Science

Chemists Designing `Molecular Baskets` to Help Capture Deadly Nerve Agents

Like tiny superheroes in your bloodstream.

Staff Sgt. Steve Faulisi, U.S. Air Force

Delivered innocuously on the tip of an umbrella or a doorknob, nerve agents are the epitome of quiet, but deadly. By cutting off the muscular control to breathe, the end result of these agents of chemical warfare is asphyxiation in a matter of a painful minutes.

Dealing with these unpleasant compounds has typically required a cocktail of chemicals, but new research published in Chemistry - A European Journal lays out another potential method of defense against these types of weapons. Scientists at The Ohio State University recently explored the possibility of using something they call ‘molecular baskets’ to capture nerve agents or other harmful air-borne agents with future hope for biological use.

How Do These ‘Molecular Baskets’ Work?

Jovica Badjic, professor of chemistry and biochemistry at The Ohio State University, created the designer molecules in the shape of baskets. Each molecule has an amino acid on the rim which helps specify what the basket will target. When the team shines ultraviolet light on these molecules, the compounds lose carbon dioxide molecules, which forces the basket to come together and aggregate, picking up nerve agents along the way to form a collective mass.

In a previous paper, these molecular baskets formed a solid when collecting the nerve agent, which is visible in the vial on right.

Sarah E. Border, Radoslav Z. Pavlović, Lei Zhiquan, and Jovica Badjic

In previous research, these light-activated molecules formed an easily removable solid. Although promising in a tank of water, creating a solid inside the body isn’t a great idea. In Badjic’s most recent study, molecular baskets with glutamic acid bunched together as nanoparticles instead of a solid. Because these are tiny particles (50-100 nm in diameter) and stayed in solution, they could be theoretically just pass through a human body and exit without issue.

Nanoparticles have fascinated the research community as a promising tool for drug delivery — particularly to combat cancer — for a long time. In this case, instead of delivering substances into the body, Badjic’s new molecular basket capitalizes on taking a substance out. Once refined, the nanoparticles could be consumed before entering conflict areas or be integrated into the current treatment cocktail.

When it comes to nerve agents, speed is an important part of the equation, as they can act in a matter of minutes or span across days.

“I do believe the [molecular] recognition process is pretty fast.” says Badjic. “If nanoparticles are in the body already, you lower the concentration of nerve agents in solution, and you slow down the process.”

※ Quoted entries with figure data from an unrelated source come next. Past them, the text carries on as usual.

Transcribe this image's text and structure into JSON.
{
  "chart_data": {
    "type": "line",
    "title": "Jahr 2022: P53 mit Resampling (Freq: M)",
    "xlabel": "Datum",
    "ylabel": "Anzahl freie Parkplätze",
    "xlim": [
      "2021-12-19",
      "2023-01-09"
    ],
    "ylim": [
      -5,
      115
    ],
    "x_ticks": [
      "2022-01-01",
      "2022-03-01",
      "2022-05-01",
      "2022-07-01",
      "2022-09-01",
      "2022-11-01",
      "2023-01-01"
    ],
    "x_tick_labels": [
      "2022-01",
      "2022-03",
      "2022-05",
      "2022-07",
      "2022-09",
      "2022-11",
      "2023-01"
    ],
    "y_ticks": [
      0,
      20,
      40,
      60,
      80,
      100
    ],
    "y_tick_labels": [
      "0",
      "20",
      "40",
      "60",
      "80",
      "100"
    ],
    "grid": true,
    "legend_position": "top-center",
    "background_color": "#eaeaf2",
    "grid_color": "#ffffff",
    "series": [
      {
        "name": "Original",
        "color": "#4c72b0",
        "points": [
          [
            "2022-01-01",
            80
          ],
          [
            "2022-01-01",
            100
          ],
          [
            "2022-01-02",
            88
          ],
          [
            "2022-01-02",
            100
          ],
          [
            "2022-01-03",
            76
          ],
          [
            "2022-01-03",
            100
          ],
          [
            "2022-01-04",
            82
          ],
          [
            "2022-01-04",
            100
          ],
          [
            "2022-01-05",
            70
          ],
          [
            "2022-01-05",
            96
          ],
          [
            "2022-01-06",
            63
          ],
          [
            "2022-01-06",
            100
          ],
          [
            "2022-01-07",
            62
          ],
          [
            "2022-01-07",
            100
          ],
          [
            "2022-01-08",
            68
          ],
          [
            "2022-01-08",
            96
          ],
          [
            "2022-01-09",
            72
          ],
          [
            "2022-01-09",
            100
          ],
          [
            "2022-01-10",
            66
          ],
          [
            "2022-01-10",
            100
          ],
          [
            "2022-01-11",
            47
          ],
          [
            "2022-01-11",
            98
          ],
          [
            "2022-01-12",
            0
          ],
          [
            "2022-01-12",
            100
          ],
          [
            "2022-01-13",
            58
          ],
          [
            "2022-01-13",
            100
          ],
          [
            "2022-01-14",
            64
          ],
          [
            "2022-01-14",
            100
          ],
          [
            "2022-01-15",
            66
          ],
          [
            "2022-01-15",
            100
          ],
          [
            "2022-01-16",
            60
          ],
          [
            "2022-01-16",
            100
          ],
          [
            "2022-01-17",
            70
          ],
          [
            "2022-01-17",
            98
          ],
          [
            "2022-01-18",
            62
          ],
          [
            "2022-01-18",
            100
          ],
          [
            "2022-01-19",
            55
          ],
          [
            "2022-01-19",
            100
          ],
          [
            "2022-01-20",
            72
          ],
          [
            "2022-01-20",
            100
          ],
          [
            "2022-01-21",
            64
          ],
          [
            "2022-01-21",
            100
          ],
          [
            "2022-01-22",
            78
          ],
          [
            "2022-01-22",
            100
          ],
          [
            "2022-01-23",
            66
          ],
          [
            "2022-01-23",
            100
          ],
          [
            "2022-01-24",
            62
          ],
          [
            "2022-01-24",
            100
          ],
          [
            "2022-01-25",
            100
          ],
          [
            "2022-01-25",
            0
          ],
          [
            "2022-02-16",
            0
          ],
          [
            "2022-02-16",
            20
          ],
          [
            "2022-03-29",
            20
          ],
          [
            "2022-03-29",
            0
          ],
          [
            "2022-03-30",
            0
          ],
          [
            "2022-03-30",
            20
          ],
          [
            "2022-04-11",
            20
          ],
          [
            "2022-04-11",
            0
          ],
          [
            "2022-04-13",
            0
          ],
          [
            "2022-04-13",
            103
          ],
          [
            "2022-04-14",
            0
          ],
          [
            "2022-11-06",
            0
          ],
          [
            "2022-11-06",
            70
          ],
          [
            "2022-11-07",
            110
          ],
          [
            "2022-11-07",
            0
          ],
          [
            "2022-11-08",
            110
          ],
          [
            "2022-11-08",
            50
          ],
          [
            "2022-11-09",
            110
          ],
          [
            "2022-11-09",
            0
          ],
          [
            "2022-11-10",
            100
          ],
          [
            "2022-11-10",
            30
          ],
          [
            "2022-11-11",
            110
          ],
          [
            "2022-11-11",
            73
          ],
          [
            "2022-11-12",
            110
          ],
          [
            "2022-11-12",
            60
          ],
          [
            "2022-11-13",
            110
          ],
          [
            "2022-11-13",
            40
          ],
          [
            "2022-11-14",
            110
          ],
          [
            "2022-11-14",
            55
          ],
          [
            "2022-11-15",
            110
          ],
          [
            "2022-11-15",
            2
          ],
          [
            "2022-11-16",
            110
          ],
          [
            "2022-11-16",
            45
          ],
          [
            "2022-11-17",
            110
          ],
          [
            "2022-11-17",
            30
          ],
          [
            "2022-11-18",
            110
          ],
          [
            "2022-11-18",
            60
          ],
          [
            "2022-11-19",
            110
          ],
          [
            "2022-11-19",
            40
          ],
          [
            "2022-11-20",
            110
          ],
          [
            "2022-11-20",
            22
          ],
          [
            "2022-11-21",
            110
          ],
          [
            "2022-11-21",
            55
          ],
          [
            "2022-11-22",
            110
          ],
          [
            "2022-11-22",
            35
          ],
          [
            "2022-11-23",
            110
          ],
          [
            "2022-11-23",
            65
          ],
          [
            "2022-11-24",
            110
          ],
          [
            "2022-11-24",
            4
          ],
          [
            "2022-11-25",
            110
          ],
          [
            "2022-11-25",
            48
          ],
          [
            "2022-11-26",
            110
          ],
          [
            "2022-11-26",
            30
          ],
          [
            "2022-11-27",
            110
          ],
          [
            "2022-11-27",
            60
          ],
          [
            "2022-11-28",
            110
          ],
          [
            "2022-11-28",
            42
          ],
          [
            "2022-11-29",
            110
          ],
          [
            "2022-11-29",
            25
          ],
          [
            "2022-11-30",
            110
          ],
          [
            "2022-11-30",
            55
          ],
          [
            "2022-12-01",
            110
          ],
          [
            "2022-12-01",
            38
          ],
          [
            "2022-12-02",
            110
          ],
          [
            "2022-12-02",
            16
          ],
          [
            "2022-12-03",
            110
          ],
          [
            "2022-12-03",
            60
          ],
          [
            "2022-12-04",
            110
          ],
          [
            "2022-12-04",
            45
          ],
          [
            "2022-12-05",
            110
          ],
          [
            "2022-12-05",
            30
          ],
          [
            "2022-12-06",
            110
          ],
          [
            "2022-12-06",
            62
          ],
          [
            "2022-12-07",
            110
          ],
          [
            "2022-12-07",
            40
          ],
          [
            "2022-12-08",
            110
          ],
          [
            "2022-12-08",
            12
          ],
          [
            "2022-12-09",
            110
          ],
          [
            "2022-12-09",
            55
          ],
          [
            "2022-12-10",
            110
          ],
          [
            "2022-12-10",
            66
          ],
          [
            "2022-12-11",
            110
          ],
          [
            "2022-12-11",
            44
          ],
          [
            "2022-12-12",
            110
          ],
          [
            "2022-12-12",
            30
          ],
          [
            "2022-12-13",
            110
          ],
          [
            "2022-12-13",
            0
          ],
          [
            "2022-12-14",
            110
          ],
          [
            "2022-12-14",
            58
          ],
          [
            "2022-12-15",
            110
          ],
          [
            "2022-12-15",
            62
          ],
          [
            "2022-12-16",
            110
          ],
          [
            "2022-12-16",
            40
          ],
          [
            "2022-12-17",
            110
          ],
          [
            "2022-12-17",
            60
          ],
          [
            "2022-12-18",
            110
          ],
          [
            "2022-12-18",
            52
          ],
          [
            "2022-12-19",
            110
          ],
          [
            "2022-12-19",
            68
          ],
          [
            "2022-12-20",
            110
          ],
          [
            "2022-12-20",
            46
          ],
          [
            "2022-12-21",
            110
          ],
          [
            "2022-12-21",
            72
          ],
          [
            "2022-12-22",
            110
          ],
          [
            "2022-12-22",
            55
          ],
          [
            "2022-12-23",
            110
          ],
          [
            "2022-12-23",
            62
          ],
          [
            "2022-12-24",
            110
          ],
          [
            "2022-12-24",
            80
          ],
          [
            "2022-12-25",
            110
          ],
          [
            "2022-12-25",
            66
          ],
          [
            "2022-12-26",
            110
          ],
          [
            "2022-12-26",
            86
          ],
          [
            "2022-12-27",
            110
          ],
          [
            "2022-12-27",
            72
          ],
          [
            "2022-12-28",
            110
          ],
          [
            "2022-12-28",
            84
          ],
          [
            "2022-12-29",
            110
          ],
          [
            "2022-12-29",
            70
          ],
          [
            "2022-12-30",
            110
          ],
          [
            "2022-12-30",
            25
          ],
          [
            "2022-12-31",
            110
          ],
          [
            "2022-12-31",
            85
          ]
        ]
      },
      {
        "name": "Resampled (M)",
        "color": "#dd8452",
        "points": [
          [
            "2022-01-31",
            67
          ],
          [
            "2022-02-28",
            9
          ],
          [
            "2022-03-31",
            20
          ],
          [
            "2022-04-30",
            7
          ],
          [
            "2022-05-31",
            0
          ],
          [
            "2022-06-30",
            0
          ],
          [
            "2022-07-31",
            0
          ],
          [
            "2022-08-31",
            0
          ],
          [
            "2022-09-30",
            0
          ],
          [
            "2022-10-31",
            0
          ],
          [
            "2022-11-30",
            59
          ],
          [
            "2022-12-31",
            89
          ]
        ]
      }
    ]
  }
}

The molecular baskets in application would race against the nerve agent’s goal to bond to the enzyme acetylcholinesterase (AChE). Nerve agents bond to AChE to block the production of a neurotransmitter that allows the body to communicate with its organs. By collecting the nerve agents and whisking them away before this connection happens, molecular baskets could either prevent or reduce the intensity of this attack within the body, paving the way for the other drugs, such as diazepam and midazolam (anticonvulsants), to finish the battle.

US Army Col. Thomas Frank, the US Army Medical Research Institute of Chemical Defense Casualty Care Division chief, demonstrates how to use a nerve agent antidote. 

U.S. Air Force, Airman 1st Class Jesenia Landaverde

Badjic’s molecules may also have a use when the body isn’t under a toxic countdown. Nerve agents and pesticides actually share a similar molecular structure — similar enough that molecular baskets could pick them up as well.

“There’s about 200,000 deaths per year because of pesticides.” says Badjic. “This is also a serious problem that needs to be addressed.” While nowhere near as poisonous as nerve agents, pesticides play a long-term game, as they’re linked to illnesses such as cancer and Alzheimer’s disease.

What Comes Next?

“I would really like to see how [molecular baskets] operate in biological systems,” Badjic says. The team already confirmed that the nanoparticles work in urine; blood is the next environment to test, although testing individual solutions is still distant from full biological panels.

In the future, Badjic imagines hollow nanoparticles could both deliver the nerve-agent cocktail and collect the remnants to carry outside the body.

“I’m excited about the outcome,” says Badjic. “I just don’t want to get too far ahead.”